CrimeBeat Q&A is a weekly feature where police reporter Julie Johnson answers readers’ questions about local crimes and the law.
What are the rules governing taking cellphone photos or video when behind the wheel of a car? For example, if I am stopped at a traffic light, can I shoot a photo or video of a car crash legally? Can I be ticketed?
— Eric Wittmershaus, Press Democrat editor
California law bars using a cellphone for communication — texting or talking — while driving, but the law allows drivers to use cellphones in other ways.
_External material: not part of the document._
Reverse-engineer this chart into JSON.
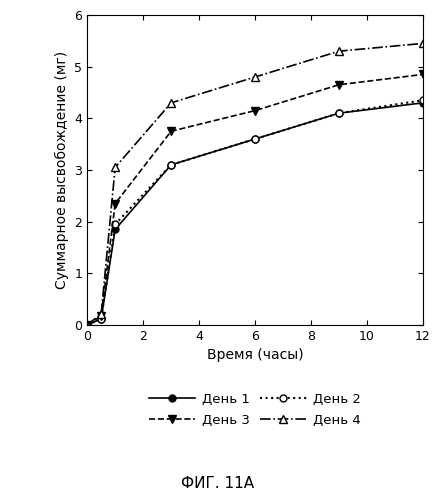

You can take a picture, check a map or search the Internet with a cellphone while driving, just as a driver can eat a hamburger, put on makeup or fiddle with the radio dial, Superior Court Judge Larry Ornell said.
That is, until you can’t.
Ornell, who previously presided over traffic court, said a driver’s actions become unlawful when it distracts the driver and leads to unsafe behavior.
“If you’re not looking at the road, then you’re most likely traveling at an unsafe speed,” Ornell said. “People who sit at the green light and make others honk their horns are interfering with the flow of traffic and breaking the law.”
And any of the above actions — the hamburger or the phone or the makeup — can cause a driver to unsafely move, delay or stop and earn a driver a traffic ticket or cause the motorist to crash.
California law banning cellphone use among drivers was reinterpreted in 2014 to allow drivers to use GPS maps on smartphones after a Fresno man took his case all the way to California’s 5th District Court of Appeal and won. He got a ticket when a motorcycle officer saw him checking a map while in standstill traffic. He challenged the ticket in court and eventually won, forcing traffic officers across the state to change some strategies for policing unsafe driving.
Ornell cautioned drivers to be smart about how they use a cellphone, warning that even if a behavior isn’t illegal, it still may not be safe. The judge said he doesn’t use a cellphone while driving but does use his vehicles hands-free navigation system.
Driving is “the most dangerous thing we do and most of us take it for granted,” that we’ll arrive at our destinations, Ornell said.